A survey of 132 executives found that the most significant drivers for renewable energy are public perception and government, while cost and technological immaturity are still significant barriers.
‘We've seen a real willingness from the Canadian public to embrace the virtues of going green, but price is still a top consideration,’ says Cathy Cobey, Canadian head of Ernst & Young's climate change and sustainability practice group. ‘Renewable energy is necessary for us to reduce our reliance on fossil fuels – including coal, natural gas and oil – but it must be priced competitively.’
Despite recently announced government incentive programs, renewable energy still remains expensive for both consumers and suppliers in Canada, impeding the shift to new energy sources, according to the survey.

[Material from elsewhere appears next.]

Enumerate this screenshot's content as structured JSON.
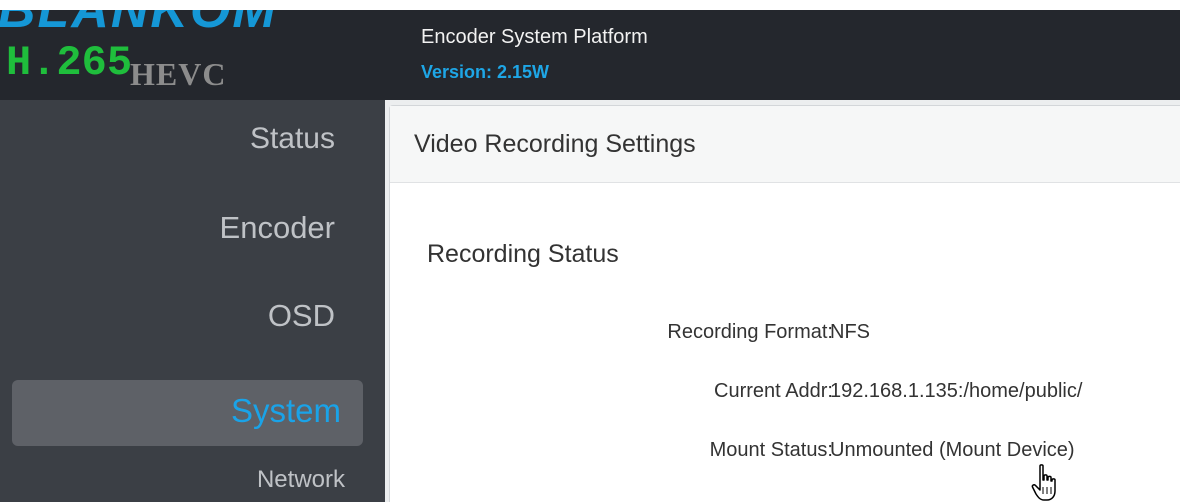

Canadian suppliers are concerned with the cost of generating renewable energy, with 64% saying high costs make renewable energy unattractive to their customers. It appears that their concerns are not unfounded, as 68% of energy consumers surveyed say their organization has not taken steps to develop and adopt a renewable energy strategy.
As a result, suppliers are not moving quickly to add renewables to their portfolio. Only 38% of suppliers see growth of their renewable energy portfolio as a high or extremely high priority, with almost as many (34%), indicating that it is not as much of a priority.
Fifty-seven percent of suppliers say that positive public perception is the biggest benefit to their organization incorporating renewables into its energy mix.
In order to make significant progress with renewables, both suppliers and consumers agree that government has a crucial role to play in providing the necessary impetus.
Government regulation is particularly important in Canada, where 73% of supplier-respondents see it as a barrier, compared with only 42% in the U.S. However, 46% of respondents say that recent policies, or those being proposed, are a step in the right direction.